The following is the label map.


item {
id: 1
name: 'butterfly'

item {
id: 2
name: 'bee'

Getting tensorflow object detection API

Download or clone the folder models from tensorflow object detection API here. Copy paste it into the tensorflow folder, so that, in my case, we will have the directory

+ official
+ research
+ ...

To prevent possible error during training later, we might need the following step (see the reference here): go to ~/tensorflow/models/research/object_detection, find model_lib.py. At around line 390, edit category_index.values() to list( category_index.values() ).

The file faster_rcnn_resnet101_coco.config is obtained from inside the models directory


We need to configure all PATH_TO_BE_CONFIGURED in the config file; we will do this later. See part 4.

Also, we need to add the following to our environment variables. If you have PYTHONPATH variable and set path to include PYTHONPATH as instructed earlier, then add to PYTHONPATH the paths to research and research\slim.  In my computer, they are


Now we want to convert protos files into python files in the directory tensorflow/models/objection_detection/protos.

Download the protocol buffer from here. The page may have been updated, so find it by clicking on the Next page in the given link till you find the older release that goes by the name protoc-3.4.0-win32. Try here.
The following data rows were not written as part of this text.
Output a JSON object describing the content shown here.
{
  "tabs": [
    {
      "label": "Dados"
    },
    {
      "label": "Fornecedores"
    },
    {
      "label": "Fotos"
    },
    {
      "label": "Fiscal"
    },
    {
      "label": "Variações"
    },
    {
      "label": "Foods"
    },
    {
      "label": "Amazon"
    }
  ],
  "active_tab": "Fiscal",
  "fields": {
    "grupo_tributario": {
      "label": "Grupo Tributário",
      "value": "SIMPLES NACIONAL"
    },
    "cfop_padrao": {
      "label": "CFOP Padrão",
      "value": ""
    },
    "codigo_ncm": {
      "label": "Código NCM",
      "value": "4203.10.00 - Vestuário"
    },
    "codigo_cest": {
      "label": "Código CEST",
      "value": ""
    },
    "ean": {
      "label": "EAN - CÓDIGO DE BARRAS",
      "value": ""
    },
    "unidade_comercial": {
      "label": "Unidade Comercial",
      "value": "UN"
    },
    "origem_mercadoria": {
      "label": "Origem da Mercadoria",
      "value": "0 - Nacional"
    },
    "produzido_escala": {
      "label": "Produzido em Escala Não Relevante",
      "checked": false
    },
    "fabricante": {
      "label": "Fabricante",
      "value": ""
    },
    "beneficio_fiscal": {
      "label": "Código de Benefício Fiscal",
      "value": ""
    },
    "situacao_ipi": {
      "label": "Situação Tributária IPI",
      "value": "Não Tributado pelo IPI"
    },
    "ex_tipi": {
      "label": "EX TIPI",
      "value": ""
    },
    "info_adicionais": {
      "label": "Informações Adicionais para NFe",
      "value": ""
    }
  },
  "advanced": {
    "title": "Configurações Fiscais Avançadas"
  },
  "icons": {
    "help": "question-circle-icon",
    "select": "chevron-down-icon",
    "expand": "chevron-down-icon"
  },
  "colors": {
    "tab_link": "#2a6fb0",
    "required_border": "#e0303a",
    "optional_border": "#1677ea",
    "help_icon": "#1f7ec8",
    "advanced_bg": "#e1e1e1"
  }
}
Note that we are downloading version 3.4, which is an older release, since newer versions do give problems. Move protoc.exe into some directory you like. In this tutorial I move it to


Go into the command line cmd.exe, then move into the tensorflow/models/research folder using (do adjust the paths accordingly)

cd C:\Users\acer\Desktop\adhoc\myproject\Lib\site-packages\tensorflow\models\research

and then run

"C:\protoc-3.4\bin\protoc.exe" object_detection/protos/*.proto --python_out=.

Notice that now, in tensorflow/models/research/objection_detection/protos, python files (.py) have been generated from .protos files.

Still in the \tensorflow\models\research directory, to check that things are doing fine, do

python object_detection/builders/model_builder_test.py

You will see OK if everything is fine. We will proceed to process our butterflies and bees data in the next part, part II.

Tips: If you encounter error such as No module named ‘absl’, probably you have already exited the virtual environment, i.e. the machine no longer sees the Python installed in the virtual environment. Just make sure to go back into the virtual environment every time you are working on this project, so that all the packages are well managed. From cmd.exe you can cd to myproject, and run Scripts\activate. To deactivate, just type deactivate and click Enter.